His death had a profound effect on Angie Thomas.
“At home, he was one of us, we knew Oscars. But at my school, people tried to use the fact that he had a record and was an ex-con to justify it. It felt personal and the only thing I knew how to do instead of burning every garbage can on campus, was I wrote.”
She wrote a short story about a boy called Khalil who was a little like Oscar, and a girl named Starr with a foot in two worlds. It was a little too long for a short story but her creative writing professor suggested she might one day turn it into a novel…
7. She once wrote fanfiction
Thomas’ fondness for the US TV soap opera Passions motivated her to write fanfiction and post it online under a pen name.

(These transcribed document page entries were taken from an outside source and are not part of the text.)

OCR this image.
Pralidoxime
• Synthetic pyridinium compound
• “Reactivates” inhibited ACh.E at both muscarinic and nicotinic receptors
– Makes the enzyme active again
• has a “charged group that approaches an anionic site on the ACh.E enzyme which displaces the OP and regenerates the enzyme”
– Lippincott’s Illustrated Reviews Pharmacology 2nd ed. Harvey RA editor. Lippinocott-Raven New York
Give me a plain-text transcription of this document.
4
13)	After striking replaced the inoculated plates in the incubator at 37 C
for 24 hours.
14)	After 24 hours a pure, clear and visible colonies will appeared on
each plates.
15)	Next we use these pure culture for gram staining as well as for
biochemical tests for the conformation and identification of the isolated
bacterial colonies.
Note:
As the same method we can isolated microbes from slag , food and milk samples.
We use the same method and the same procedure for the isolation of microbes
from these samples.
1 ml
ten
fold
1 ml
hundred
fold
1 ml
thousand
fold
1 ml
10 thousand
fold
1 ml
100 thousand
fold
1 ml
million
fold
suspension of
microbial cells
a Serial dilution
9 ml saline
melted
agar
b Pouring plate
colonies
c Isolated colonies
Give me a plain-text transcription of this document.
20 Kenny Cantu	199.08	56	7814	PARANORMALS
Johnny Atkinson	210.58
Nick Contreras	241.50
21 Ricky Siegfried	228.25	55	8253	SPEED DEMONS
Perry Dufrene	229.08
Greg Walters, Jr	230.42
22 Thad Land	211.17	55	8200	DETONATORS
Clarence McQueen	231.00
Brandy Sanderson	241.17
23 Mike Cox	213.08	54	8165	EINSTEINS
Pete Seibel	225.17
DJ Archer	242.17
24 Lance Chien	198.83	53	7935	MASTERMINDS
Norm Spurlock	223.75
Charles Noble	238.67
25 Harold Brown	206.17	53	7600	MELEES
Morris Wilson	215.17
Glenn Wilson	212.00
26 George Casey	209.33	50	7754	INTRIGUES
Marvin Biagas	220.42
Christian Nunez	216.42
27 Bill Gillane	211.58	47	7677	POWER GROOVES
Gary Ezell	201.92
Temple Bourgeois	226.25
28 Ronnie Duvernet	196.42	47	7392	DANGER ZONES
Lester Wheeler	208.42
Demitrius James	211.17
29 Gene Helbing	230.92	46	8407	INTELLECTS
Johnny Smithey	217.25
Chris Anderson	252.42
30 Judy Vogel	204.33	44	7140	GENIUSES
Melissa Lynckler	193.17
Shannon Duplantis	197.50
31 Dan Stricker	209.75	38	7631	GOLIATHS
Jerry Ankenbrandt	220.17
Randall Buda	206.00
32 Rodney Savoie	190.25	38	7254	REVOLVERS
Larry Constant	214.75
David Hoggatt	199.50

She says it taught her how to make other people’s characters work, which eventually gave her the skills and confidence to create her own.
In a Tweet, she adds, “I was able to write an ensemble cast in #TheHateUGive and #OnTheComeUp because I started out writing ensemble casts in soap fanfics. I had sooo many plots 😂. So yeah. Fanfic is legit”
8. A police union tried to have her removed from a school reading list
In 2018 a South Carolina police union challenged the inclusion of Thomas’ THUG on a summer reading list for ninth-grade students. The president of the Charleston-area Fraternal Order of Police appeared on TV news channels to accuse the book of being “almost an indoctrination of distrust of police”.
(Interestingly, in THUG, the main protagonist’s uncle is a black police officer and a positive role model.)
The school stood up to pressure from parents and the police and refused to remove the book from their reading list. In early 2019, the South Carolina Association of School Librarians awarded the school’s defiant principal the Intellectual Freedom Award to thank her for supporting the English teachers and defending the reading assignment.
9. Angie Thomas holds a BFA in creative writing
She was the first black teenager to graduate from her creative writing course at Jackson’s Belhaven University. She says her experience of growing up in a largely poor, black neighbourhood while attending an affluent, white college informed Starr’s high school experience.
10. She’d put Lauren Hill at the top of any Hip Hop list
“We don’t give Lauryn Hill enough props or respect, not just as a woman in hip-hop but just as a talented individual in hip-hop. She’s one of the best rappers of all time, and not enough people say that.”
Her top five would also include Biggie, Tupac, Kendrick Lamar and André 3000.